Quelles obligations réglementaires s’imposent au 1er janvier 2019, en matière de HSE ?

Chaque début d’année est marqué par l’entrée en vigueur de textes légaux ou réglementaires.   Voici un récapitulatif des principales mesures, en matière d’environnement, de santé et sécurité au travail, dont l’application est prévue à partir du 1er janvier 2019.

Les modifications en matière d'Installations Classées pour la Protection de l'Environnement (ICPE)

Plusieurs modifications, touchant la réglementation des ICPE, entrent en vigueur au 1er janvier.
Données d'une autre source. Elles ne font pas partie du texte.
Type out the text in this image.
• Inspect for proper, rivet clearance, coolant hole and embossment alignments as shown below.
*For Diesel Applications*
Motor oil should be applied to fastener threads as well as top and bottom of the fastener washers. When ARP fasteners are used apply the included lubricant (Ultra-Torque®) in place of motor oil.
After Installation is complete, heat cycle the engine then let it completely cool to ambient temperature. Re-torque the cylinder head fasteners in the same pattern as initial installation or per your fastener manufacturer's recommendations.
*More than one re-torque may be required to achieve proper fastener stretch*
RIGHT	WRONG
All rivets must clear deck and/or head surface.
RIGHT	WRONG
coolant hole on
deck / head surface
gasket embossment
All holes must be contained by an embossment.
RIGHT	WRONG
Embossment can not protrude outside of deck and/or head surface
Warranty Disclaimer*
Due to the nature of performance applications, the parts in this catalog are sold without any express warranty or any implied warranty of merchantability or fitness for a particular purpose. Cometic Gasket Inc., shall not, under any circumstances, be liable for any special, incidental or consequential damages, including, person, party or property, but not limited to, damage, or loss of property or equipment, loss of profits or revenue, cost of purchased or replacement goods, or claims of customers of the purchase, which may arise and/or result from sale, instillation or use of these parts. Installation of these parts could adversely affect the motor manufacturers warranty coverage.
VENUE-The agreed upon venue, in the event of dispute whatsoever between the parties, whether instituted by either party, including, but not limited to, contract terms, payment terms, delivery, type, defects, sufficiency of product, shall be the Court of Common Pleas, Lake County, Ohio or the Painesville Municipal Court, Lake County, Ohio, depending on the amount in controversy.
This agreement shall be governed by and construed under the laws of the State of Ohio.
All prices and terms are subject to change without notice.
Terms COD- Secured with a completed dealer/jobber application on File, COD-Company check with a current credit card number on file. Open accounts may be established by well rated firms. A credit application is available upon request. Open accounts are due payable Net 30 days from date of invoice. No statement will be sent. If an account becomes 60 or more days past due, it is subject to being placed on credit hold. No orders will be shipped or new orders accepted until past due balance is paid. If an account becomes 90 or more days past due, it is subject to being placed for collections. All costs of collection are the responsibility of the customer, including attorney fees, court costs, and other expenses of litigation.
Parmi celles-ci figurent :

  • L’introduction dans la nomenclature ICPE de la rubrique 1416 concernant les stations de distribution d’hydrogène. Cette rubrique concerne les stations-services, installations, ouvertes ou non au public, où l’hydrogène gazeux est transféré dans les réservoirs de véhicule. Pour être soumis à déclaration avec contrôle, le seuil fixé est le suivant : quantité journalière d’hydrogène distribuée égale ou supérieure à 2kg/ jour. Les prescriptions générales applicables à cette ICPE sont fixées par un arrêté du 22 octobre 2018. (voir article dédié)

 

  • La possibilité pour certaines installations SEVESO de mutualiser leurs garanties financières. Sont concernées par ces dispositions, les installations dans lesquelles des substances, préparations ou mélanges dangereux sont présents dans des quantités telles qu’ils engendrent des dangers particulièrement importants pour la santé et la sécurité des populations voisines et pour l’environnement. (voir article dédié)

 

  • L’introduction de l'obligation de  contrôle périodique à certaines installations soumises à déclaration. Cette modification est issue d’un arrêté du 28 juin 2018 qui vient modifier l’arrêté ministériel du 5 décembre 2016, réglementant les aspects essentiels de la prévention des pollutions et des risques, dans la plupart des installations visées par une rubrique  soumise à déclaration, pour lesquelles aucun arrêté de prescriptions générales n’est disponible. L’arrêté modificateur a pour objectif  de permettre la mise en œuvre des contrôles périodiques pour les rubriques couvertes par l’arrêté.  Parmi les rubriques concernées par le  régime de la déclaration avec contrôle périodique figurent la rubrique 1414 sur le remplissage et la distribution de gaz inflammables liquéfiés, et la rubrique 4310 sur les gaz inflammables de catégorie 1 et 2. (voir article dédié)

 

Pour rappel, les modifications ayant touché la rubrique 2910 (installations de combustion) de la nomenclature ICPE, sont entrées en vigueur le 21 décembre 2018.  (Voir article dédié).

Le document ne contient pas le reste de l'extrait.